The American primary election schedule is a strange and mysterious beast with nearly no rationale and plenty of hubris. Though various presidential primaries have been in existence since the early 20th century, they didn’t carry a great deal of influence until the 1960s, when both the Democratic and Republican party began to flirt with selecting their presidential candidates via primary elections instead of nominating conventions.
When that transition developed, New Hampshire’s primary was first on the calendar and became important. The state held onto its first-in-the-nation status by making it a state constitutional requirement and strong-arming the national parties to agree to the arrangement. Iowa had a caucus scheduled just before the New Hampshire primary but because it was a caucus (and, let’s face it, in Iowa), it was rather an also-ran until 1976 when a candidate named Jimmy Carter used his showing in the Iowa Caucus to demonstrate electoral viability that might translate to the national stage.
Since then, the rest of us have been forced to believe that Iowa and New Hampshire are somehow worthy of getting a first crack at the candidates. Though neither of these contests is famous for actually picking the eventual nominee, they typically serve to winnow the list of potential nominees. This kind of influence is sought by other states, of course.
Enter South Carolina and Nevada, states that also lay claim to being useful for early contests.
In the case of South Carolina, a southern state, an early primary here does give us a glimpse about how candidates will fare in Dixie, which can still be called the solid South. That’s more important for Republicans than Democrats, and South Carolina has thus wedged its way into the early primary calendar.
Nevada is a relatively new addition to the early voting race and the state’s contest is a caucus. As a Western state, Nevada technically might show candidate viability in this region of the country. In 2008, candidate Barack Obama’s strong showing in the Nevada contest gave the contest greater credibility and thus visibility. Nevada is a state with a population whose demographics shift significantly from year to year, including a large and growing assortment of Latino and African-American voters, demographic groups that are important to the national viability of the Democratic party. For the Republicans, Nevada is not expected to be a state that is part of whatever national victory the party pieces together in November, but its relative diversity is interesting for the national GOP, as they contemplate their future in an increasingly diverse nation.
In 2016, the national party’s primary calendars are not fully coordinated so today’s contests include a Republican primary vote in South Carolina and a Democratic Caucus vote in Nevada. It’s peculiar and will rather divide our attention today.

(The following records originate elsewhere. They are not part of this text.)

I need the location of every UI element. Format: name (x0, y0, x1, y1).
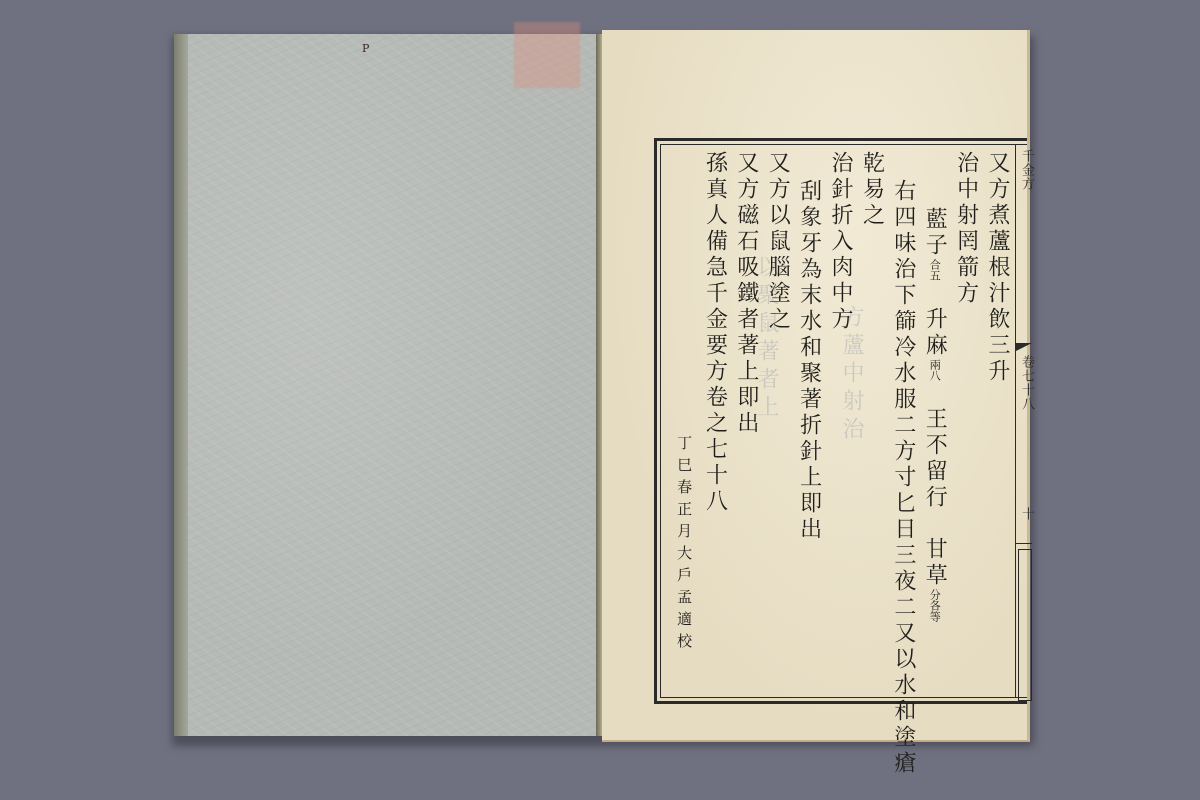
herb-dose: 分各等 (928, 589, 941, 622)
text-column-5: 乾易之 (856, 151, 887, 697)
text-column-1: 又方煮蘆根汁飲三升 (982, 151, 1013, 697)
margin-title: 千金方 (1017, 149, 1036, 191)
text-columns: 又方煮蘆根汁飲三升 治中射罔箭方 藍子合五升麻兩八王不留行甘草分各等 右四味治下… (667, 151, 1013, 697)
fish-tail-mark (1016, 343, 1032, 351)
print-frame-inner: 以聚鼠著者上 方蘆中射治 千金方 卷七十八 十 又方煮蘆根汁飲三升 治中射罔箭方… (660, 144, 1027, 698)
text-column-3-herbs: 藍子合五升麻兩八王不留行甘草分各等 (919, 151, 950, 697)
text-column-7: 刮象牙為末水和聚著折針上即出 (793, 151, 824, 697)
text-column-6: 治針折入肉中方 (825, 151, 856, 697)
book-spread: P 以聚鼠著者上 方蘆中射治 千金方 卷七十八 十 又方煮蘆根汁飲三升 治中射 (168, 30, 1033, 742)
seal-ghost-stamp (514, 22, 580, 88)
margin-column: 千金方 卷七十八 十 (1015, 145, 1032, 697)
text-column-9: 又方磁石吸鐵者著上即出 (730, 151, 761, 697)
text-column-2: 治中射罔箭方 (950, 151, 981, 697)
herb-name: 升麻 (922, 307, 947, 359)
herb-dose: 兩八 (928, 359, 941, 381)
right-printed-page: 以聚鼠著者上 方蘆中射治 千金方 卷七十八 十 又方煮蘆根汁飲三升 治中射罔箭方… (602, 30, 1030, 742)
margin-divider (1016, 543, 1032, 544)
herb-name: 甘草 (922, 537, 947, 589)
margin-folio: 十 (1017, 507, 1036, 521)
herb-dose: 合五 (928, 259, 941, 281)
text-column-10-title: 孫真人備急千金要方卷之七十八 (699, 151, 730, 697)
print-frame: 以聚鼠著者上 方蘆中射治 千金方 卷七十八 十 又方煮蘆根汁飲三升 治中射罔箭方… (654, 138, 1027, 704)
margin-box (1018, 549, 1032, 701)
herb-name: 王不留行 (922, 407, 947, 511)
margin-volume: 卷七十八 (1017, 355, 1036, 411)
cover-edge (174, 34, 188, 736)
colophon: 丁巳春正月大戶孟適校 (668, 151, 699, 697)
text-column-4: 右四味治下篩冷水服二方寸匕日三夜二又以水和塗瘡 (887, 151, 918, 697)
pencil-mark: P (362, 42, 369, 55)
left-endpaper: P (174, 34, 607, 736)
herb-name: 藍子 (922, 207, 947, 259)
text-column-8: 又方以鼠腦塗之 (762, 151, 793, 697)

Still reading? It’s time for the heart of the matter: predictions.
Let’s start with Nevada’s Democratic caucus contest. Even on a Saturday, a caucus is still a low turn-out event, especially for the party most attractive to working class Nevadans, as the Democratic party is. Here, organizational groundwork is essential and that means the advantage goes to Hillary Clinton, who should win the contest by 4-5 percentage points.
The Republican contest in South Carolina will feature a truckload of evangelical voters and, like New Hampshire, should winnow the number of contestants. In theory, evangelical voters should be looking to Ted Cruz as their savior but Donald Trump is funneling a lot of evangelical voters his way, perhaps a sign that Trump’s brand of discontentment populism is more salient to these voters than religion. That possibility is worth exploring down the line, especially if Trump’s appeal in Southern contests holds firm. Marco Rubio has the support of South Carolina Governor Nikki Haley; Rubio is increasingly the establishment’s candidate, a designation that has been important in previous years but doesn’t seem to hold the same weight in 2016 Republican circles.
So…how does this messy contest unfold?
Let’s dispense with the easy calls first. John Kasich’s number two showing in New Hampshire won’t matter in the Palmetto state and he’ll finish fifth. Fourth place will go to Jeb Bush. Both of them will probably stay alive for the March 1st Super Tuesday contest, with high single digit-low double digit showings. Former voter darling Ben Carson is going to come in sixth, with numbers in the low single digits. His campaign is done.
That leaves the top three finishers.
God save us, but it’s looking like Donald Trump will win in South Carolina. If he’s north of 35%, then we need to start believing that Trump is going to be around for a while and might actually score himself the Republican nomination or foster a battle royale brokered convention. I believe Trump will be north of 30% but just below 35% in South Carolina; still a cause for concern if you are the national Republican party.
I am not in that party; moreover I do not think that Trump can win a general election. I do think he is actively bad for the Republican party; not to mention the republic. I no longer find him the least bit amusing. But this post is already way too long, so we’ll explore that rich vein later.
I will call second place for Marco Rubio by just a smidge over the persistently unlikeable Ted Cruz, with the two of them in the mid-20s. The unpleasant trio of Trump, Rubio, and Cruz will then head into super-Tuesday with the gloves off.